Арик смотрел на меня. Пытался понять – шучу или нет.

– Ты шутишь.

– Я никогда не шучу о сыре. – Я прошёл между полками. – Вон там – переписка Екатерины Второй. Вон там – черновики Декларации независимости США. Вон там – первый экземпляр «Капитала» с пометками Маркса.

– Маркс?

– Мордехай. Его звали Карл Гиршелевич. Умный человек, горячий. Мы его предупреждали – «Мордехай, твои идеи слишком радикальны, люди не поймут». Он не слушал.

– Как Ганнибал.

– Как все. – Я остановился у дальней полки. – А вот это – самое старое. Глиняные таблички. Шумер. Четыре тысячи лет назад.

Арик подошёл. Взял одну табличку – осторожно, как берут новорождённого.

– Что здесь написано?

– Рецепт пива.

– Пива?

– Шумеры любили пиво. Первые письменные документы в истории – рецепты пива и долговые расписки. Человечество не меняется.

– А вот эта?

Посмотрел на табличку в его руках.

– Жалоба. Клиент недоволен качеством меди. Пишет поставщику, что тот его обманул. Грозит судом.

– Четыре тысячи лет назад?

– Четыре тысячи лет назад. Первый негативный отзыв в истории. – Улыбнулся. – Видишь? Ничего не меняется. Люди жалуются, обманывают друг друга, судятся. Мы думали, что меняем историю – а история течёт сама по себе. Мы только подбираем слова.

Арик положил табличку обратно. Огляделся.

– И всё это… настоящее?

– Всё. Каждый документ. Каждое письмо. Каждая расписка.

– И никто не знает?

– Знают те, кому положено. А остальные… – Я пожал плечами. – Остальные ищут. Библиотеку Грозного ищут пятьсот лет. Письма Александра – две тысячи. Исходный текст Торы – три тысячи.

– Исходный текст Торы – здесь?

– Черновик. С правками. – Я показал на одну из полок. – Мойша написал. Потом перечитал. Потом – вычеркнул половину. Потом – дописал. Потом – снова вычеркнул. Семь редакций, прежде чем согласился опубликовать.

– Мойша? Тот самый?

– Моисей. Мойше Рабейну. Наш учитель Моисей. Мы звали его Мойша. Хороший был человек. Заикался, нервничал, не любил публичные выступления. Но писал – как бог.

– Как бог, которого придумал?

– Как бог, которого придумали мы все. – Вздохнул. – Он просто записал. Красивее, чем мы могли бы сами.

Арик переваривал услышанное. Библиотека Грозного, Парфенон, три тысячи лет бумаг – это много для одного утра.

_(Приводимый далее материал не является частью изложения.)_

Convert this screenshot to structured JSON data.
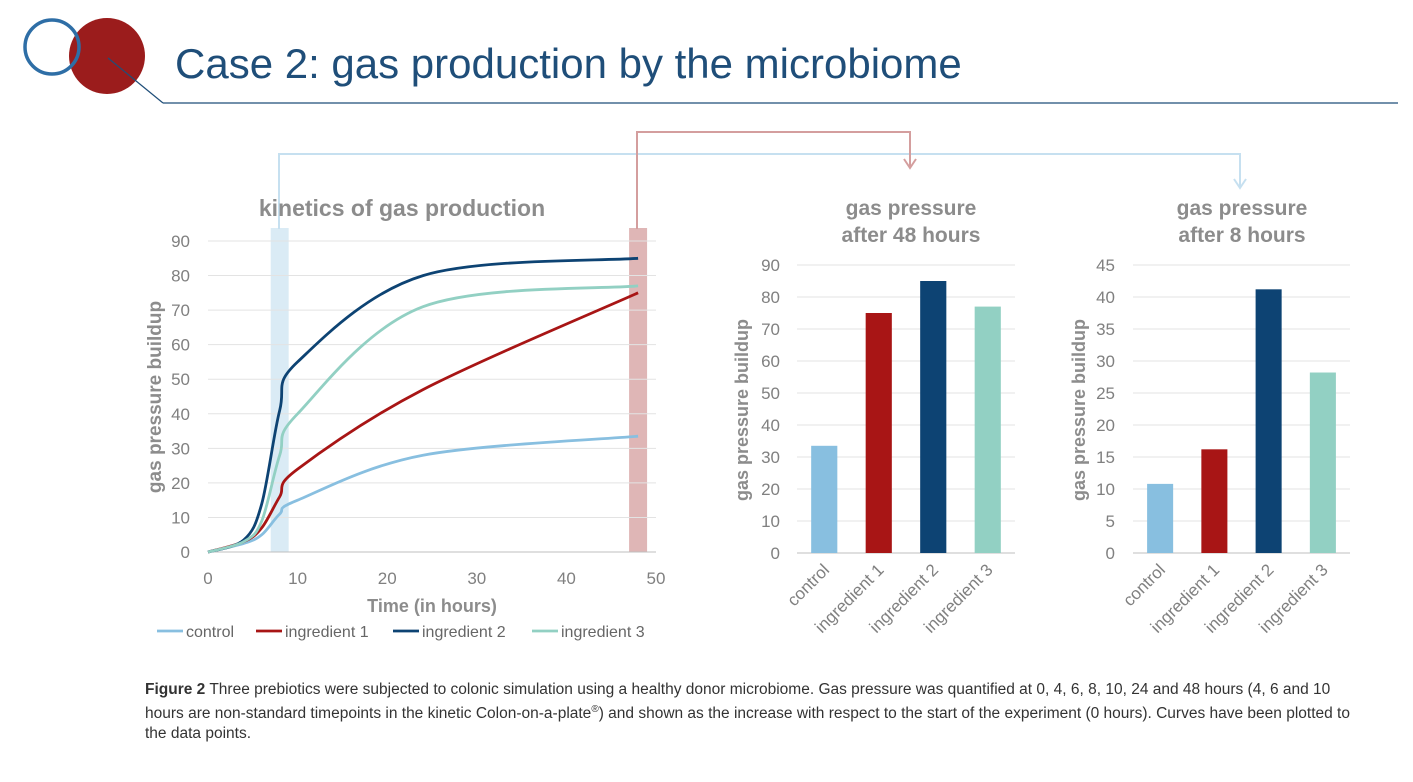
{
  "slide": {
    "title": "Case 2: gas production by the microbiome",
    "caption": {
      "label": "Figure 2",
      "text_part1": " Three prebiotics were subjected to colonic simulation using a healthy donor microbiome. Gas pressure was quantified at 0, 4, 6, 8, 10, 24 and 48 hours (4, 6 and 10 hours are non-standard timepoints in the kinetic Colon-on-a-plate",
      "superscript": "®",
      "text_part2": ") and shown as the increase with respect to the start of the experiment (0 hours). Curves have been plotted to the data points."
    },
    "colors": {
      "title": "#1f4e79",
      "logo_red": "#9b1c1c",
      "logo_blue": "#2e6ea6",
      "control": "#88bfe0",
      "ingredient1": "#a81515",
      "ingredient2": "#0d4373",
      "ingredient3": "#92d0c3",
      "highlight_8h": "#c6e0f0",
      "highlight_48h": "#d49e9e"
    }
  },
  "chart_data": [
    {
      "type": "line",
      "title": "kinetics of gas production",
      "xlabel": "Time (in hours)",
      "ylabel": "gas pressure buildup",
      "xlim": [
        0,
        50
      ],
      "ylim": [
        0,
        90
      ],
      "xticks": [
        0,
        10,
        20,
        30,
        40,
        50
      ],
      "yticks": [
        0,
        10,
        20,
        30,
        40,
        50,
        60,
        70,
        80,
        90
      ],
      "grid": "horizontal",
      "legend": "bottom",
      "highlighted_x": [
        8,
        48
      ],
      "series": [
        {
          "name": "control",
          "x": [
            0,
            4,
            6,
            8,
            10,
            24,
            48
          ],
          "y": [
            0,
            2.5,
            5,
            11,
            15,
            28,
            33.5
          ]
        },
        {
          "name": "ingredient 1",
          "x": [
            0,
            4,
            6,
            8,
            10,
            24,
            48
          ],
          "y": [
            0,
            3,
            7,
            16,
            24,
            47,
            75
          ]
        },
        {
          "name": "ingredient 2",
          "x": [
            0,
            4,
            6,
            8,
            10,
            24,
            48
          ],
          "y": [
            0,
            3.5,
            14,
            41,
            55,
            80,
            85
          ]
        },
        {
          "name": "ingredient 3",
          "x": [
            0,
            4,
            6,
            8,
            10,
            24,
            48
          ],
          "y": [
            0,
            3,
            9,
            28,
            40,
            71,
            77
          ]
        }
      ]
    },
    {
      "type": "bar",
      "title": "gas pressure after 48 hours",
      "title_lines": [
        "gas pressure",
        "after 48 hours"
      ],
      "ylabel": "gas pressure buildup",
      "categories": [
        "control",
        "ingredient 1",
        "ingredient 2",
        "ingredient 3"
      ],
      "values": [
        33.5,
        75,
        85,
        77
      ],
      "ylim": [
        0,
        90
      ],
      "yticks": [
        0,
        10,
        20,
        30,
        40,
        50,
        60,
        70,
        80,
        90
      ],
      "grid": "horizontal"
    },
    {
      "type": "bar",
      "title": "gas pressure after 8 hours",
      "title_lines": [
        "gas pressure",
        "after 8 hours"
      ],
      "ylabel": "gas pressure buildup",
      "categories": [
        "control",
        "ingredient 1",
        "ingredient 2",
        "ingredient 3"
      ],
      "values": [
        10.8,
        16.2,
        41.2,
        28.2
      ],
      "ylim": [
        0,
        45
      ],
      "yticks": [
        0,
        5,
        10,
        15,
        20,
        25,
        30,
        35,
        40,
        45
      ],
      "grid": "horizontal"
    }
  ]
}
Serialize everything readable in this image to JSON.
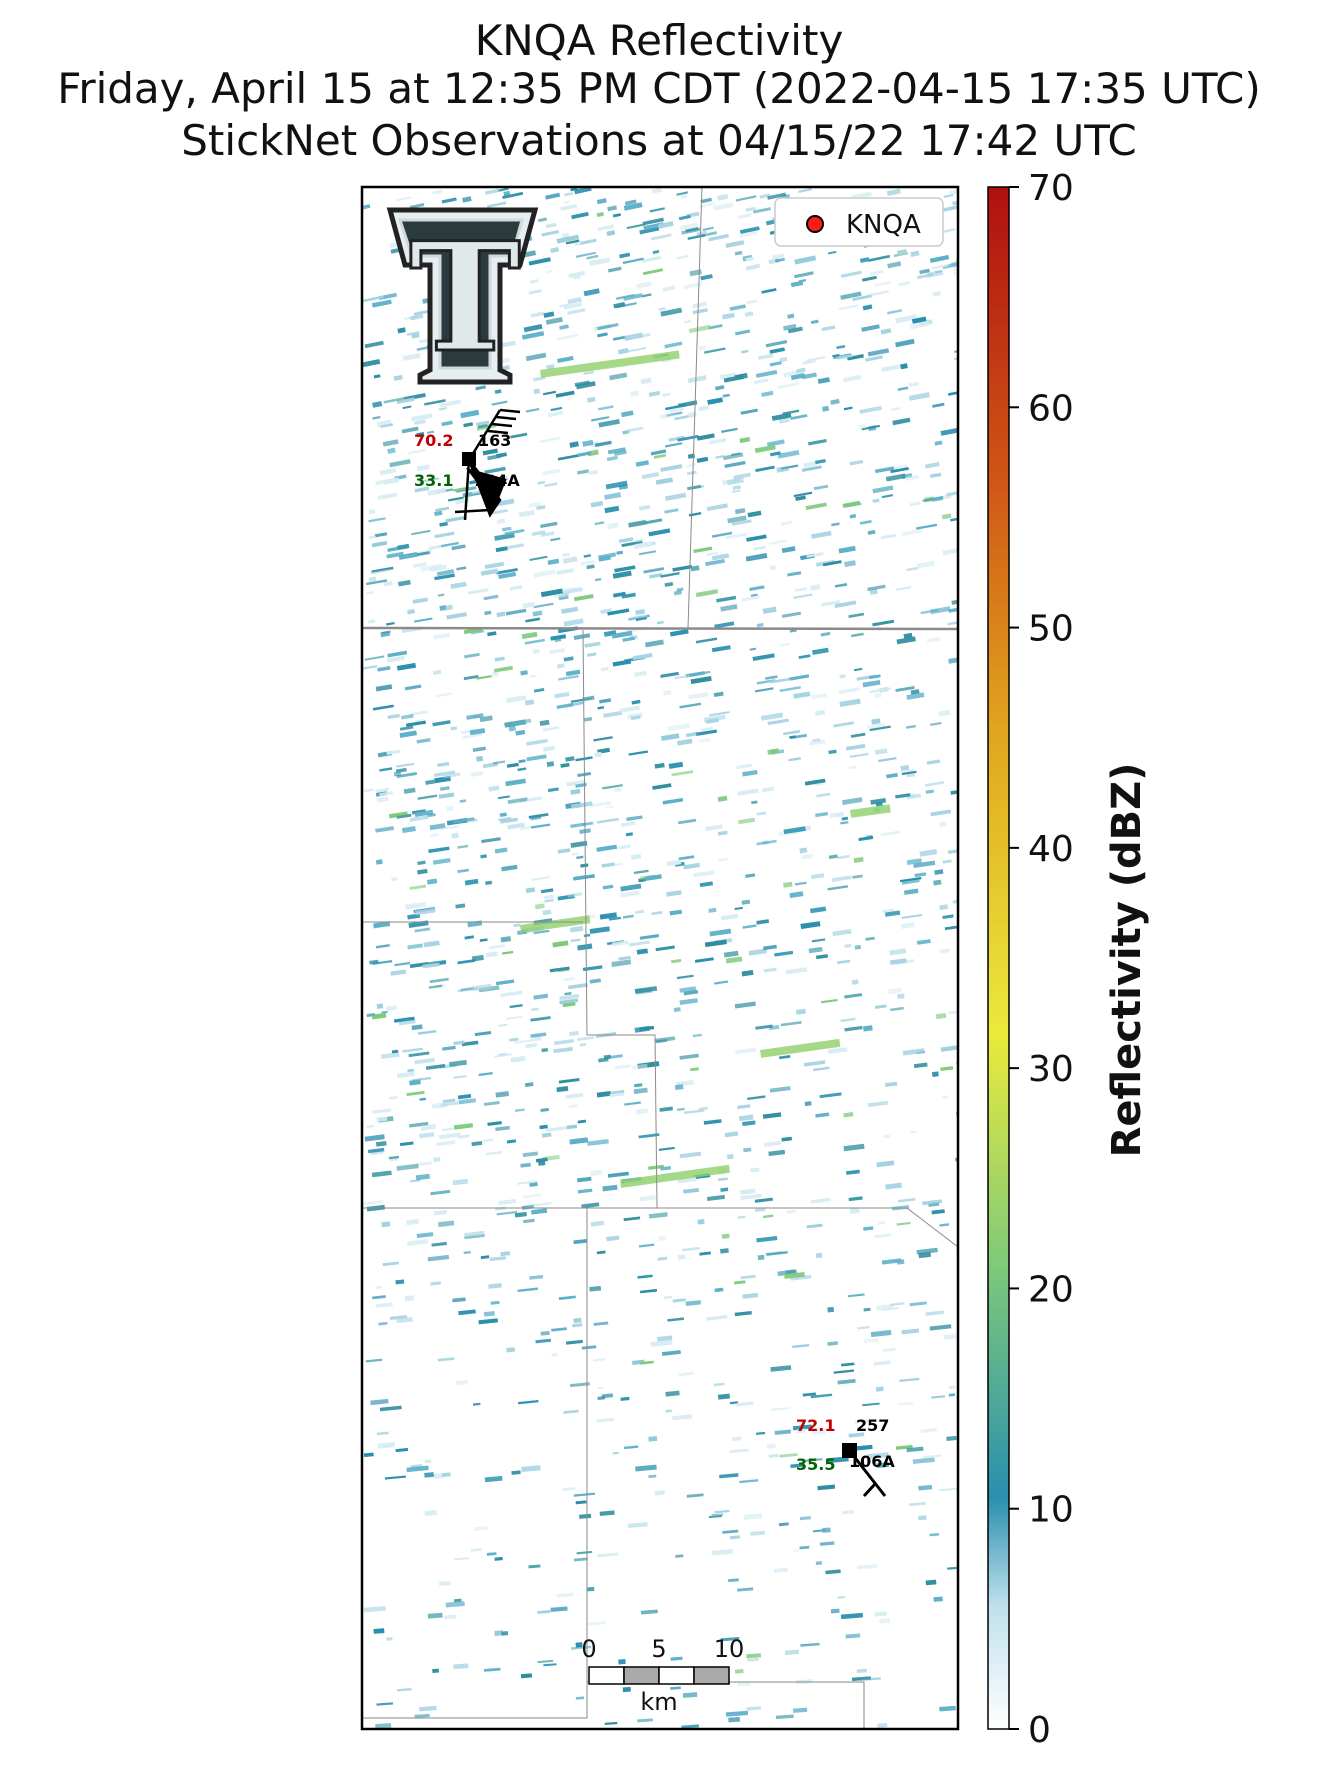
{
  "title": {
    "line1": "KNQA Reflectivity",
    "line2": "Friday, April 15 at 12:35 PM CDT (2022-04-15 17:35 UTC)",
    "line3": "StickNet Observations at 04/15/22 17:42 UTC"
  },
  "legend": {
    "label": "KNQA",
    "marker_color": "#ff1a1a"
  },
  "logo": {
    "text": "T"
  },
  "scale_bar": {
    "ticks": [
      "0",
      "5",
      "10"
    ],
    "unit": "km"
  },
  "stations": [
    {
      "id": "104A",
      "temp": "70.2",
      "dew": "33.1",
      "dir": "163"
    },
    {
      "id": "106A",
      "temp": "72.1",
      "dew": "35.5",
      "dir": "257"
    }
  ],
  "colorbar": {
    "label": "Reflectivity (dBZ)",
    "min": 0,
    "max": 70,
    "ticks": [
      0,
      10,
      20,
      30,
      40,
      50,
      60,
      70
    ],
    "colors": [
      "#ffffff",
      "#2a8fae",
      "#7ec97a",
      "#eaea3b",
      "#e0a41e",
      "#d15a16",
      "#b01010"
    ]
  },
  "colors": {
    "temp": "#c00000",
    "dew": "#006400",
    "station_text": "#000000"
  }
}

– Каждый раз, когда мы собирались уехать – что-то начиналось, – продолжил я. – Революция. Война. Путч. Кризис. Олимпиада. Пока разбирались с одним – начиналось другое. Вот и сидим.

– Сто лет?

– Сто лет. В Иерусалиме – жарко. В Нью-Йорке – громко. В Европе – скучно. А здесь… – Я пожал плечами. – Здесь никогда не скучно. Холодно, тяжело, непредсказуемо – но не скучно.

– Это не комплимент.

– Это констатация. Комплименты – для тех, кто ещё на что-то надеется.

* * *

В семь мы начали собираться.

Достал из шкафа пальто – старое, тяжёлое, с каракулевым воротником. Купил в пятьдесят третьем, на похоронах Сталина. Не то чтобы праздновал – просто случайно оказался рядом с магазином. Магазин работал, пальто висело, очередь давилась у Колонного зала. Я подумал: оно переживёт Сталина. И купил.

Пальто пережило. Сталина, Хрущёва, Брежнева, всех остальных. Воротник немного облез. Подкладка истёрлась. Но греет по-прежнему. Хорошие вещи – они такие. Переживают хозяев.

– Мы едем на машине? – спросил Арик.

– На машине.

– На твоей?

– На моей.

– Она… какого года?

– Две тысячи третьего.

– Слава богу.

– Ты ожидал «Победу»?

– Я уже ничего не ожидаю. – Он натянул куртку. – Просто уточняю.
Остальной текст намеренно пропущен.